OFFSET
1,3
COMMENTS
The result for tournaments is well known (see the references). The recursive formula for general n is new.
From Laura Monroe, Jun 11 2020: (Start)
a(n) is the number of binary operations on n variables concatenated in a pairwise (or cascading) manner, where the operation is commutative, but not associative. This is proven in the Monroe et al. reference, Props. 13, 23, 24. The explicit formula given for general n is new.
One example of such an operation is given in the original sequence definition: the meaningfully different single-elimination tournaments on n teams, where the binary operation is the pairwise game.
Another example is floating-point addition: a(n) is the number of computationally equivalent pairwise summations on n floating-point numbers, using the IEEE 754 standard for floating-point arithmetic in very common use on digital systems in 2020. IEEE 754 guarantees pairwise commutativity of addition, but not associativity, and in fact can give different results for summations with the same summands having different groupings. (End)
REFERENCES
David, H. A. (1988). The Method of Paired Comparisons, 2nd Ed., New York: Oxford University Press. Page 123.
LINKS
Michel Marcus, Table of n, a(n) for n = 1..400
Laura Monroe and Vanessa Job, Computationally Inequivalent Summations and Their Parenthetic Forms, arXiv:2005.05387[cs.DM], 2020.
T. V. Narayana, and F. Agyepong, Contributions to the Theory of Tournaments IV. A Comparison of Tournaments Through Probabilistic Completion, Cahiers BURO, Paris, 32 (1979), p. 21-34.
D. T. Searls, On the Probability of Winning With Different Tournament Procedures, Journal of the American Statistical Association, Vol. 58 Issue 304, 1963; 1064-1081.
FORMULA
a(n) = 1 if n = 1. a(n) = ((n!/((n/2)!*(n/2)!))*(a(n/2))^2)/2 if n is even. a(n) = ((n!/((((n-1)/2)!*((n+1)/2)!)))*a((n+1)/2)*a((n-1)/2)) if n is odd and > 1.

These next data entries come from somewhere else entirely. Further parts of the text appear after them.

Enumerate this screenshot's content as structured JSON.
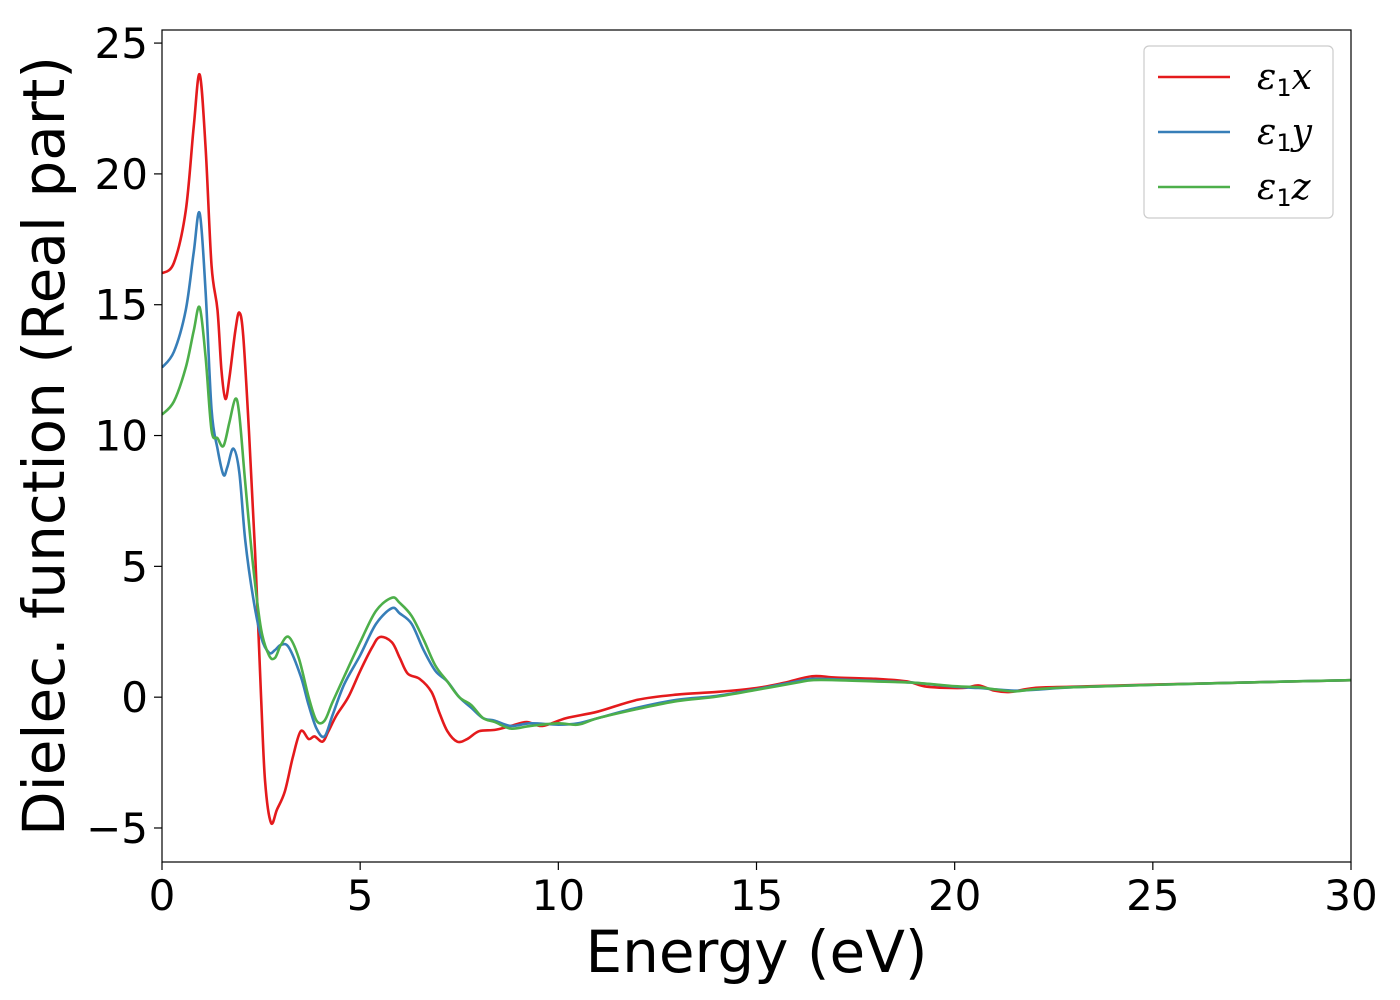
{
  "chart_data": {
    "type": "line",
    "xlabel": "Energy (eV)",
    "ylabel": "Dielec. function (Real part)",
    "xlim": [
      0,
      30
    ],
    "ylim": [
      -6.3,
      25.5
    ],
    "xticks": [
      0,
      5,
      10,
      15,
      20,
      25,
      30
    ],
    "xtick_labels": [
      "0",
      "5",
      "10",
      "15",
      "20",
      "25",
      "30"
    ],
    "yticks": [
      -5,
      0,
      5,
      10,
      15,
      20,
      25
    ],
    "ytick_labels": [
      "−5",
      "0",
      "5",
      "10",
      "15",
      "20",
      "25"
    ],
    "grid": false,
    "legend_position": "top-right",
    "series": [
      {
        "name": "ε₁x",
        "legend": {
          "symbol": "ε",
          "sub": "1",
          "suffix": "x"
        },
        "color": "#e41a1c",
        "points": [
          [
            0,
            16.2
          ],
          [
            0.3,
            16.6
          ],
          [
            0.6,
            18.6
          ],
          [
            0.8,
            21.8
          ],
          [
            0.95,
            23.8
          ],
          [
            1.1,
            21
          ],
          [
            1.25,
            16.5
          ],
          [
            1.4,
            14.8
          ],
          [
            1.5,
            12.5
          ],
          [
            1.6,
            11.4
          ],
          [
            1.7,
            12.2
          ],
          [
            1.85,
            14
          ],
          [
            1.95,
            14.7
          ],
          [
            2.05,
            13.8
          ],
          [
            2.2,
            10
          ],
          [
            2.35,
            5.5
          ],
          [
            2.5,
            0
          ],
          [
            2.6,
            -3.2
          ],
          [
            2.75,
            -4.8
          ],
          [
            2.9,
            -4.3
          ],
          [
            3.1,
            -3.6
          ],
          [
            3.3,
            -2.3
          ],
          [
            3.5,
            -1.3
          ],
          [
            3.7,
            -1.6
          ],
          [
            3.85,
            -1.5
          ],
          [
            4.05,
            -1.7
          ],
          [
            4.2,
            -1.3
          ],
          [
            4.4,
            -0.7
          ],
          [
            4.7,
            0
          ],
          [
            5.0,
            1.0
          ],
          [
            5.3,
            1.9
          ],
          [
            5.5,
            2.3
          ],
          [
            5.8,
            2.1
          ],
          [
            6.0,
            1.5
          ],
          [
            6.2,
            0.9
          ],
          [
            6.5,
            0.7
          ],
          [
            6.8,
            0.2
          ],
          [
            7.0,
            -0.6
          ],
          [
            7.2,
            -1.3
          ],
          [
            7.45,
            -1.7
          ],
          [
            7.7,
            -1.6
          ],
          [
            8.0,
            -1.3
          ],
          [
            8.4,
            -1.25
          ],
          [
            8.8,
            -1.1
          ],
          [
            9.2,
            -0.95
          ],
          [
            9.6,
            -1.1
          ],
          [
            10.2,
            -0.8
          ],
          [
            11,
            -0.55
          ],
          [
            12,
            -0.1
          ],
          [
            13,
            0.1
          ],
          [
            14,
            0.2
          ],
          [
            15,
            0.35
          ],
          [
            15.7,
            0.55
          ],
          [
            16.4,
            0.8
          ],
          [
            17,
            0.75
          ],
          [
            18,
            0.7
          ],
          [
            18.8,
            0.6
          ],
          [
            19.3,
            0.4
          ],
          [
            20.2,
            0.35
          ],
          [
            20.6,
            0.45
          ],
          [
            21,
            0.25
          ],
          [
            21.4,
            0.2
          ],
          [
            22,
            0.35
          ],
          [
            23,
            0.4
          ],
          [
            25,
            0.48
          ],
          [
            27,
            0.55
          ],
          [
            30,
            0.65
          ]
        ]
      },
      {
        "name": "ε₁y",
        "legend": {
          "symbol": "ε",
          "sub": "1",
          "suffix": "y"
        },
        "color": "#377eb8",
        "points": [
          [
            0,
            12.6
          ],
          [
            0.3,
            13.2
          ],
          [
            0.6,
            14.8
          ],
          [
            0.8,
            17
          ],
          [
            0.95,
            18.5
          ],
          [
            1.1,
            15.5
          ],
          [
            1.25,
            11
          ],
          [
            1.4,
            9.5
          ],
          [
            1.55,
            8.5
          ],
          [
            1.65,
            8.8
          ],
          [
            1.8,
            9.5
          ],
          [
            1.95,
            8.6
          ],
          [
            2.1,
            6
          ],
          [
            2.3,
            3.8
          ],
          [
            2.5,
            2.3
          ],
          [
            2.7,
            1.7
          ],
          [
            2.85,
            1.8
          ],
          [
            3.0,
            2.0
          ],
          [
            3.2,
            1.9
          ],
          [
            3.5,
            0.8
          ],
          [
            3.7,
            -0.3
          ],
          [
            3.9,
            -1.2
          ],
          [
            4.1,
            -1.5
          ],
          [
            4.3,
            -0.7
          ],
          [
            4.6,
            0.5
          ],
          [
            5.0,
            1.6
          ],
          [
            5.4,
            2.8
          ],
          [
            5.8,
            3.4
          ],
          [
            6.0,
            3.2
          ],
          [
            6.3,
            2.8
          ],
          [
            6.6,
            1.8
          ],
          [
            6.9,
            1.0
          ],
          [
            7.2,
            0.6
          ],
          [
            7.5,
            0.0
          ],
          [
            7.8,
            -0.4
          ],
          [
            8.1,
            -0.8
          ],
          [
            8.4,
            -0.9
          ],
          [
            8.8,
            -1.1
          ],
          [
            9.3,
            -1.0
          ],
          [
            10,
            -1.05
          ],
          [
            10.5,
            -1.0
          ],
          [
            11,
            -0.8
          ],
          [
            12,
            -0.4
          ],
          [
            13,
            -0.1
          ],
          [
            14,
            0.05
          ],
          [
            15,
            0.3
          ],
          [
            16,
            0.6
          ],
          [
            16.4,
            0.7
          ],
          [
            17,
            0.68
          ],
          [
            18,
            0.62
          ],
          [
            19,
            0.55
          ],
          [
            20,
            0.4
          ],
          [
            20.6,
            0.35
          ],
          [
            21,
            0.3
          ],
          [
            21.5,
            0.25
          ],
          [
            22,
            0.28
          ],
          [
            23,
            0.38
          ],
          [
            25,
            0.47
          ],
          [
            27,
            0.55
          ],
          [
            30,
            0.65
          ]
        ]
      },
      {
        "name": "ε₁z",
        "legend": {
          "symbol": "ε",
          "sub": "1",
          "suffix": "z"
        },
        "color": "#4daf4a",
        "points": [
          [
            0,
            10.8
          ],
          [
            0.3,
            11.3
          ],
          [
            0.6,
            12.6
          ],
          [
            0.8,
            14
          ],
          [
            0.95,
            14.9
          ],
          [
            1.1,
            13
          ],
          [
            1.25,
            10.2
          ],
          [
            1.4,
            9.9
          ],
          [
            1.55,
            9.6
          ],
          [
            1.7,
            10.5
          ],
          [
            1.85,
            11.4
          ],
          [
            1.95,
            10.8
          ],
          [
            2.1,
            8.2
          ],
          [
            2.3,
            5
          ],
          [
            2.5,
            2.6
          ],
          [
            2.7,
            1.6
          ],
          [
            2.85,
            1.5
          ],
          [
            3.0,
            2.0
          ],
          [
            3.2,
            2.3
          ],
          [
            3.45,
            1.5
          ],
          [
            3.7,
            0.0
          ],
          [
            3.9,
            -0.9
          ],
          [
            4.1,
            -0.9
          ],
          [
            4.3,
            -0.2
          ],
          [
            4.6,
            0.8
          ],
          [
            5.0,
            2.1
          ],
          [
            5.4,
            3.3
          ],
          [
            5.8,
            3.8
          ],
          [
            6.0,
            3.6
          ],
          [
            6.3,
            3.1
          ],
          [
            6.6,
            2.2
          ],
          [
            6.9,
            1.2
          ],
          [
            7.2,
            0.6
          ],
          [
            7.5,
            0.0
          ],
          [
            7.8,
            -0.3
          ],
          [
            8.1,
            -0.8
          ],
          [
            8.4,
            -0.95
          ],
          [
            8.8,
            -1.2
          ],
          [
            9.3,
            -1.1
          ],
          [
            10,
            -1.0
          ],
          [
            10.5,
            -1.05
          ],
          [
            11,
            -0.8
          ],
          [
            12,
            -0.45
          ],
          [
            13,
            -0.15
          ],
          [
            14,
            0.02
          ],
          [
            15,
            0.28
          ],
          [
            16,
            0.55
          ],
          [
            16.4,
            0.65
          ],
          [
            17,
            0.65
          ],
          [
            18,
            0.6
          ],
          [
            19,
            0.55
          ],
          [
            20,
            0.42
          ],
          [
            20.6,
            0.38
          ],
          [
            21,
            0.3
          ],
          [
            21.5,
            0.22
          ],
          [
            22,
            0.3
          ],
          [
            23,
            0.38
          ],
          [
            25,
            0.47
          ],
          [
            27,
            0.55
          ],
          [
            30,
            0.65
          ]
        ]
      }
    ]
  }
}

If n = 2^k, then a(n) = n!/(2^(n-1)).
a(n) = n!/(2^A268289(n-1)). When the explicit form for A268289 is used, this is also an explicit form. - Laura Monroe, Jun 11 2020
EXAMPLE
From Laura Monroe, Jun 11 2020: (Start)
For n=3, the a(3)=3 computationally inequivalent pairwise summations on the 3 summands a,b,c are: ((a+b)+c), ((a+c)+b) and ((b+c)+a).
For n=4, the a(4)=3 computationally inequivalent pairwise summations on 4 summands a,b,c,d are: ((a+b)+(c+d)), ((a+c)+(b+d)), and ((a+d)+(b+c)).
(End)
PROG
(PARI) a(n) = if (n==1, 1, if (n%2, n!/((((n-1)/2)!*((n+1)/2)!))*a((n+1)/2)*a((n-1)/2), ((n!/((n/2)!*(n/2)!))*(a(n/2))^2)/2)); \\ Michel Marcus, Jun 15 2020
(PARI) b(n) = if (n==0, 0, if (n%2, 2*b((n-1)/2)+1, b(n/2) + b(n/2-1))); \\ A268289
a(n) = n!/(2^b(n-1)); \\ Michel Marcus, Jun 16 2020
CROSSREFS
KEYWORD
nonn
AUTHOR
Lowell Bruce Anderson (landerso(AT)ida.org), Jun 29 2004
EXTENSIONS
a(23) from Laura Monroe, Jun 14 2020
STATUS
approved